Oui, je sais. Normalement, je devais vous raconter ce que j'ai fabriqué cette semaine, suite à la présence d'étranges signes paranormaux dans un convenience store de Shibuya, le genre qui pourrait se décrire comme un panneau d'annonce "Shopping pour fantôme ici, facilités de paiement". C'est pas parce que vous êtes mort que ça vous dispense de crédits.

 

Et j'y suis allé dans ce fameux convenience store, j'ai croisé les yakuza, j'ai appâté mon fantôme avec un paquet de bonbons (qui a dit "pathétique" ?) et ça a fini à la maternité la plus proche.

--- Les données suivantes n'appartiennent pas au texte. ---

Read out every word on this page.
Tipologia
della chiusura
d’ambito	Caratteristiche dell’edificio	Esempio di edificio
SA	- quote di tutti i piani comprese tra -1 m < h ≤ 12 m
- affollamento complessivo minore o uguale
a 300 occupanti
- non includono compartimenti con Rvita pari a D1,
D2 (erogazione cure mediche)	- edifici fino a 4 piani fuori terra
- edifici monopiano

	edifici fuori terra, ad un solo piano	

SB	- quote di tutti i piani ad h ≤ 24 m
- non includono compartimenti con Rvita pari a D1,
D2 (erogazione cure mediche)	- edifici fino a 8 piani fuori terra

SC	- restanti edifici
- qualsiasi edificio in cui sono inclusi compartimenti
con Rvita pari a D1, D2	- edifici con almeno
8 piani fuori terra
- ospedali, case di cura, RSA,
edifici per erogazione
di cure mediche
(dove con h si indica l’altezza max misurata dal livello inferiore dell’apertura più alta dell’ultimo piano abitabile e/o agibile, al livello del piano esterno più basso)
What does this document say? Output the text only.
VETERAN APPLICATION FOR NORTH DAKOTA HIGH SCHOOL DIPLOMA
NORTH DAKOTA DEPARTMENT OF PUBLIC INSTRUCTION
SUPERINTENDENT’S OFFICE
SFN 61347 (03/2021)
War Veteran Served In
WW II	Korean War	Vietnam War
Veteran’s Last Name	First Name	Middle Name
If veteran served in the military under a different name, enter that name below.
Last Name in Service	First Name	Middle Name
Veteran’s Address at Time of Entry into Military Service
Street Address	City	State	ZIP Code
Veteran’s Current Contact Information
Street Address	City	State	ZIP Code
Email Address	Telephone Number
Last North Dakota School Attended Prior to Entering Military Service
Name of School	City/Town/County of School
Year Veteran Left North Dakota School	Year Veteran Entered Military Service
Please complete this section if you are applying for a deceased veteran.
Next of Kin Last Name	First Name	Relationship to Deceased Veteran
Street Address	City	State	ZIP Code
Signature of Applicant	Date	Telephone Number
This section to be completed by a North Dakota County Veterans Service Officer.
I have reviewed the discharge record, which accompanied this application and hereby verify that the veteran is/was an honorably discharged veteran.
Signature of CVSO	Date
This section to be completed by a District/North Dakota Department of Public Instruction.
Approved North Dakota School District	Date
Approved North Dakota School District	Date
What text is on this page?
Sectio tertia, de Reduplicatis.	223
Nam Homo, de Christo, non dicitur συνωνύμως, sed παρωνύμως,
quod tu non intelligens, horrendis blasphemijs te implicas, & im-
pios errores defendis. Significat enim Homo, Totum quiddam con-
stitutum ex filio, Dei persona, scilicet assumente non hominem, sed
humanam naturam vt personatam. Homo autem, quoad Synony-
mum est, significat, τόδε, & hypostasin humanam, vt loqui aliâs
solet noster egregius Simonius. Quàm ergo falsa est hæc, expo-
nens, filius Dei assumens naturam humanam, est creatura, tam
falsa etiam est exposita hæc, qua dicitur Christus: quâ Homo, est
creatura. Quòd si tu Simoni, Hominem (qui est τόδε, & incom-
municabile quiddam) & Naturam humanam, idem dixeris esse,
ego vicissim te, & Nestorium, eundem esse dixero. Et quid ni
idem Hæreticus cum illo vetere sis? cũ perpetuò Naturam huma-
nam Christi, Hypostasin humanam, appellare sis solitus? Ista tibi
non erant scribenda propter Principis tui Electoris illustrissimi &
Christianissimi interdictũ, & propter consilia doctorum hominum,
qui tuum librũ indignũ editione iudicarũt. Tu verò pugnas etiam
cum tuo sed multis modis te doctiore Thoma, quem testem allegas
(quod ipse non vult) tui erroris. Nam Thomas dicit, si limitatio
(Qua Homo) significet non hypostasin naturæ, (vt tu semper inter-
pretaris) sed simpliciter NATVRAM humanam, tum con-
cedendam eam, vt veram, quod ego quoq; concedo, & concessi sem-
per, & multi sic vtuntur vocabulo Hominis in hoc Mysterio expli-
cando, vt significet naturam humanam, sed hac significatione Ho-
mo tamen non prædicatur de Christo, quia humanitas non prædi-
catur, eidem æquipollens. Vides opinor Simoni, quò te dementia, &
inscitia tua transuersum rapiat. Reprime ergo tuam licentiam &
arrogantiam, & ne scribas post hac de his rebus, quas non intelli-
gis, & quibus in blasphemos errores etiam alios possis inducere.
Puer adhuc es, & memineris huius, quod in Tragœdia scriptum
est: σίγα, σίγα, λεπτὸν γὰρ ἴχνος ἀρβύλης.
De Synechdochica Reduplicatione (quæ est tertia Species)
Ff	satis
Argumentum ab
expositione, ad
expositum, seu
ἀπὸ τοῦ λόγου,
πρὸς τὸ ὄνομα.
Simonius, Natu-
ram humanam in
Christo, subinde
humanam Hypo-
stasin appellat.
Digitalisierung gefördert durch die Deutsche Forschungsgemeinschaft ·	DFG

Vous ne voyez pas le rapport ? Rassurez-vous, ça viendra.

 

Alors me direz-vous pour quelle raison je me dispense de raconter tout ça ? Rien de très sérieux, je suis juste à la recherche d'un pont pas trop inconfortable pour ma cousine et moi. Mon appartement a été "visité", probablement par les mêmes yakuza que j'ai légèrement trop chatouillés durant cette affaire de convenience store. Comme il est établi que non, ils ne peuvent pas me casser en deux, ils se sont fait plaisir sur mon intérieur. J'ai donc trois choix : rentrer à Saitama dans ma maison de famille.

 

Plutôt mourir.

 

Aller dormir sous un pont. Si ça ne tenait qu'à moi, ça ne me dérangerait pas mais j'ai une petite fille de onze ans qui a le nez plus délicat que le mien.

 

Allez demander l'asile à Gekkô, qui va s'en frotter les pattes.

 

Plutôt mourir bis.

 

Donc j'écris depuis un hôtel. Shinkin trouve ça "trop cool !" (Onze ans, rappelez-vous, toute entorse à la routine est vécue comme une fête) et j'écris sur mon téléphone portable, dont je sais enfin utiliser l'option internet.  Alors vous écrire dix pages d'exorcisme, de bagarre contre les yakuza et de sauvetage de convenience store sur un clavier tactile…

 

Vous êtes tous très gentils mais là ce sera sans moi. Qui plus est, je suis d'humeur pas très littéraire après avoir découvert mon appart ravagé du sol au plafond et le mur du salon gravé – j'ai bien dit gravé – probablement au cran d'arrêt avec le message suivant.

 

"A charge de revanche pour le déjeuner."

 

Quand je vous dis que Jun Murakami est un psychopathe, je n'invente rien. Et il m'a prouvé une chose en dévastant l'appartement : il passe dans mes protections magiques comme dans du beurre. Alors sans flipper, j'ai déjà été plus détendu.

 

Bref, la semaine prochaine je récupère un ordinateur et une connexion décente et je me mets en quête d'un gardien plus efficace que le malheureux mange-crasse que j'ai retrouvé recroquevillé dans la poubelle de la cuisine. Ca faisait partie des "il faudrait" jusqu'à maintenant, c'est curieusement revenu en tête de liste.

 

Bonne semaine à tous, je vous raconte tout ça plus en détails mardi.